On a un turc à vous dire

Nous sommes de retour à Istanbul pour passer le Nouvel An ! Nous nous y étions déjà arrêtés quelques jours après nos aventures dans les Balkans puis étions descendus dans le Sud de la Truquie pour se sédentariser deux mois.

En effet pendant deux mois Rémi participe à un projet pour le meilleur site web du monde, hitchwiki.org, un site web collaboratif pour les autostoppeurs. Existant depuis 2006 il a changé et grossi, de façon plutôt désorganisée. Avec son acolyte Mikael, ils décident de se mettre au boulot pour refaire une version toute belle toute neuve du site. Petite page de donation, et assez d’argent est récolté pour louer un appart et payer la bouffe. Ça sera dans le sud de la Turquie, car il y fait plus chaud qu’en Europe et que c’est sur la route d’Arthur et Rémi.

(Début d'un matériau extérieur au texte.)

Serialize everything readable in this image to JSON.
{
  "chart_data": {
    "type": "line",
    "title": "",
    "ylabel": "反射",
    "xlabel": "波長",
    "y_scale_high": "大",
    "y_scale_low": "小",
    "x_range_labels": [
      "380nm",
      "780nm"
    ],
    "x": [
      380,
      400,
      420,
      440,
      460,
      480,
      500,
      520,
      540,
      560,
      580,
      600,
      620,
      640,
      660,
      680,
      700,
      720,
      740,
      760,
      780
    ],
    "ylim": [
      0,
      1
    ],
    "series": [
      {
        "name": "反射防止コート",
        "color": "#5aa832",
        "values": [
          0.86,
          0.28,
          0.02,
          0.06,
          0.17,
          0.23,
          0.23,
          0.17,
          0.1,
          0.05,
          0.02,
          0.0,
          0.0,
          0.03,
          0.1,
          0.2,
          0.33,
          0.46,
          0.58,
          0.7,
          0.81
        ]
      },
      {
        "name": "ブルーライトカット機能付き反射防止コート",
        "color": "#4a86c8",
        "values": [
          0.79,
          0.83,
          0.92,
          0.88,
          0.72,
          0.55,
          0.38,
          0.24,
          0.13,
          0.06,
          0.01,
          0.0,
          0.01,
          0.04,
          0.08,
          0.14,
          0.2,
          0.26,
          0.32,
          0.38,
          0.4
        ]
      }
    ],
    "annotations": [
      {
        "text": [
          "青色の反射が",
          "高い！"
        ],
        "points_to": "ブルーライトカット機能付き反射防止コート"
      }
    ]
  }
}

Mais revenons à Istanbul. Ici pour les touristes, ces expressions sont courantes. « Je vais en Asie », « -C’est où ça ? -C’est en Europe », « Waaaah on passe de l’Europe à l’Asie ». Les Trucs, eux, se contentent de dire qu’ils vont « de l’autre côté ».

Et pourtant pour nous, bien que la séparation géographique soit distincte, Istanbul n’est pour nous ni Europe ni Asie. En fait c’est un peu des deux, c’est une ville-jonction posée entre l’Est et l’Ouest qui s’est nourrie au fil du temps de toutes les influences. C’est peut-être banal, mais lorsque que l’on dit qu’Istanbul est au carrefour des civilisations, c’est vrai. Alors que nous entendons les minarets chanter dans une langue étrange à nos oreilles, nous reconnaissons des morceaux de vieux rock joués par des jeunes dans la rue. Plus loin, c’est une mélodie turque qui crée un cercle, plusieurs gens dansant au milieu, le tout devant un Starbucks Coffee.

Nous avons la chance de passer pour des turcs, Arthur avec ses yeux semi-bridés et Rémi avec son teint mat et ses cheveux noir de jais. Les gens nous demandent dans la rue où trouver le metrobüs ou le stadyum, nous répondons « turkish yok »; « pas turc » avec notre plus bel accent. Mais au moins, on ne se fait pas harceler comme les touristes allemands, proies potentielles repérables à deux kilomètres par les yeux aiguisés des vendeurs de döner.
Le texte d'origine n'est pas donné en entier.